Görüldüğü üzere, sanık Mustafa ………………… tarafından gerçekleştirilen eylemin kasten yaralama suçunu oluşturduğu mobese çözüm tutanağı ile de sabittir.

ŞAHSIMA İSNAT EDİLEN TAKSİRLE YARALAMA SUÇUNA DAİR AÇIKLAMALARIM

1) Suçlamaya konu kaza eylemi sonucu tarafıma saldırıda bulunan Mustafa ………………… hakkında şikayette bulunmamın ardından, Arife ………………… ve Elif ………………… kaza eylemi ile yaralandıklarını ifade etmiş ve hakkımda şikayette bulunmuşlardır.  Tarafımca işlendiği iddia edilen taksirle yaralama suçunun bu olay sonucu oluşması olanaklı değildir. Şöyle ki, 27.10.2017 tarihinde gerçekleşen olaydan 2 ay sonra alınan 17.12.2017 tarihli kati sağlık raporları ile bu yaralanmanın gerçekleştiği ileri sürülmektedir. Yaralama eylemine vücut verdiği iddia edilen kazanın niteliğine bakıldığında çok düşük hızda, çok hafif bir çarpma sonucu oluşacak yaralanmanın etkilerinin günlerce sürme imkanının bulunmadığı açıkça ortadadır.

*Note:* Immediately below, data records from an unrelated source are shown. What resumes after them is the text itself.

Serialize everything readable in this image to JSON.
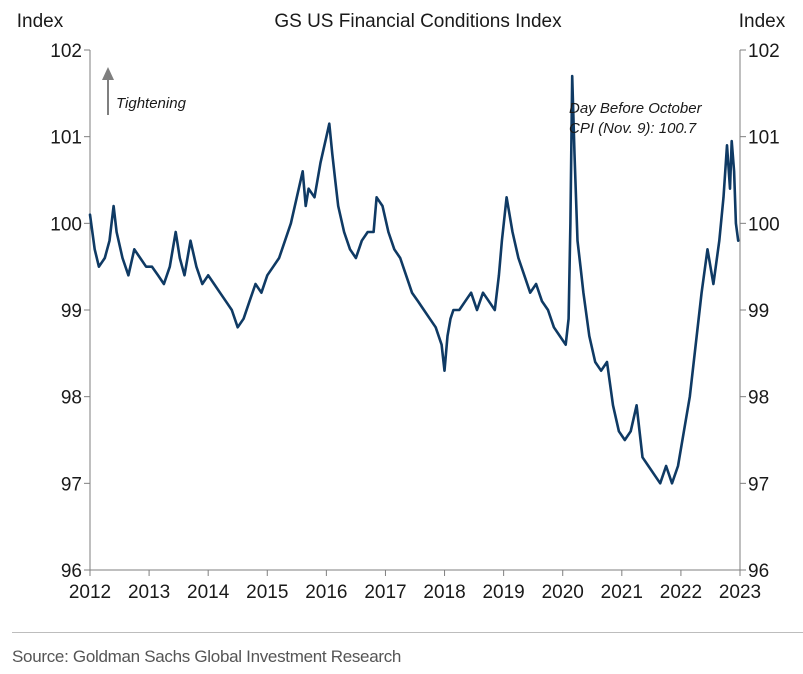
{
  "chart_data": {
    "type": "line",
    "title": "GS US Financial Conditions Index",
    "ylabel_left": "Index",
    "ylabel_right": "Index",
    "ylim": [
      96,
      102
    ],
    "yticks": [
      "96",
      "97",
      "98",
      "99",
      "100",
      "101",
      "102"
    ],
    "xlim": [
      2012,
      2023
    ],
    "xticks": [
      "2012",
      "2013",
      "2014",
      "2015",
      "2016",
      "2017",
      "2018",
      "2019",
      "2020",
      "2021",
      "2022",
      "2023"
    ],
    "grid": false,
    "legend": "none",
    "line_color": "#0f3a64",
    "annotations": {
      "tightening": "Tightening",
      "cpi_line1": "Day Before October",
      "cpi_line2": "CPI (Nov. 9): 100.7"
    },
    "series": [
      {
        "x": [
          2012.0,
          2012.08,
          2012.15,
          2012.25,
          2012.33,
          2012.4,
          2012.45,
          2012.55,
          2012.65,
          2012.75,
          2012.85,
          2012.95,
          2013.05,
          2013.15,
          2013.25,
          2013.35,
          2013.45,
          2013.52,
          2013.6,
          2013.7,
          2013.8,
          2013.9,
          2014.0,
          2014.1,
          2014.2,
          2014.3,
          2014.4,
          2014.5,
          2014.6,
          2014.7,
          2014.8,
          2014.9,
          2015.0,
          2015.1,
          2015.2,
          2015.3,
          2015.4,
          2015.5,
          2015.6,
          2015.65,
          2015.7,
          2015.8,
          2015.9,
          2016.0,
          2016.05,
          2016.1,
          2016.15,
          2016.2,
          2016.3,
          2016.4,
          2016.5,
          2016.6,
          2016.7,
          2016.8,
          2016.85,
          2016.95,
          2017.05,
          2017.15,
          2017.25,
          2017.35,
          2017.45,
          2017.55,
          2017.65,
          2017.75,
          2017.85,
          2017.95,
          2018.0,
          2018.05,
          2018.1,
          2018.15,
          2018.25,
          2018.35,
          2018.45,
          2018.55,
          2018.65,
          2018.75,
          2018.85,
          2018.92,
          2018.97,
          2019.05,
          2019.15,
          2019.25,
          2019.35,
          2019.45,
          2019.55,
          2019.65,
          2019.75,
          2019.85,
          2019.95,
          2020.05,
          2020.1,
          2020.13,
          2020.16,
          2020.2,
          2020.25,
          2020.3,
          2020.35,
          2020.45,
          2020.55,
          2020.65,
          2020.75,
          2020.85,
          2020.95,
          2021.05,
          2021.15,
          2021.25,
          2021.35,
          2021.45,
          2021.55,
          2021.65,
          2021.75,
          2021.85,
          2021.95,
          2022.05,
          2022.15,
          2022.25,
          2022.35,
          2022.45,
          2022.55,
          2022.65,
          2022.72,
          2022.78,
          2022.83,
          2022.86,
          2022.9,
          2022.93,
          2022.97
        ],
        "y": [
          100.1,
          99.7,
          99.5,
          99.6,
          99.8,
          100.2,
          99.9,
          99.6,
          99.4,
          99.7,
          99.6,
          99.5,
          99.5,
          99.4,
          99.3,
          99.5,
          99.9,
          99.6,
          99.4,
          99.8,
          99.5,
          99.3,
          99.4,
          99.3,
          99.2,
          99.1,
          99.0,
          98.8,
          98.9,
          99.1,
          99.3,
          99.2,
          99.4,
          99.5,
          99.6,
          99.8,
          100.0,
          100.3,
          100.6,
          100.2,
          100.4,
          100.3,
          100.7,
          101.0,
          101.15,
          100.8,
          100.5,
          100.2,
          99.9,
          99.7,
          99.6,
          99.8,
          99.9,
          99.9,
          100.3,
          100.2,
          99.9,
          99.7,
          99.6,
          99.4,
          99.2,
          99.1,
          99.0,
          98.9,
          98.8,
          98.6,
          98.3,
          98.7,
          98.9,
          99.0,
          99.0,
          99.1,
          99.2,
          99.0,
          99.2,
          99.1,
          99.0,
          99.4,
          99.8,
          100.3,
          99.9,
          99.6,
          99.4,
          99.2,
          99.3,
          99.1,
          99.0,
          98.8,
          98.7,
          98.6,
          98.9,
          100.0,
          101.7,
          100.8,
          99.8,
          99.5,
          99.2,
          98.7,
          98.4,
          98.3,
          98.4,
          97.9,
          97.6,
          97.5,
          97.6,
          97.9,
          97.3,
          97.2,
          97.1,
          97.0,
          97.2,
          97.0,
          97.2,
          97.6,
          98.0,
          98.6,
          99.2,
          99.7,
          99.3,
          99.8,
          100.3,
          100.9,
          100.4,
          100.95,
          100.6,
          100.0,
          99.8
        ]
      }
    ]
  },
  "source": "Source: Goldman Sachs Global Investment Research"
}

Arife ………………… ve Elif………………… kati sağlık raporlarını 2 ay sonra almışlardır. Bu derece hafif bir kaza sonucu oluşacak yaralanmanın 2 ay sonra alınan kati raporda dahi devam etmesi olanaksızdır.

2 ay sonra alınan sağlık raporunda bile görülecek şekilde rapor edilen yaralanmanın gerçekleştiği anda yaralılara hiçbir işlem yapılmaması şaşırtıcıdır. Kaza sonucu olay yerine ambulans çağrılmamış, hatta kişilere ilk yardım bile uygulanmamıştır. Mobese çözüm tutanağında sanık Mustafa …………………’nın darp eylemini gerçekleştirmesinin ardından arabasına binip olay yerinden ayrıldığı ifade edilmiştir.

Sanık Mustafa ………………… karakol ifadesinde geçen “eşim yanıma geldi ve bana sakin olmamı, bir şeyin olmadığı söyledi.” şeklindeki beyanı da yaralanmanın bu olay sonucu olmadığını göstermektedir.

Çok düşük hızda, hafif bir çarpma eyleminden kaynaklanan yaralanma nedeniyle, sağlık raporlarının 2 ay sonra alınmış olması, taraf ifadeleri ve dosyadan toplanan deliller birlikte değerlendirildiğinde yaralanmanın bu kaza sonucu oluşmadığı oldukça açık ve nettir.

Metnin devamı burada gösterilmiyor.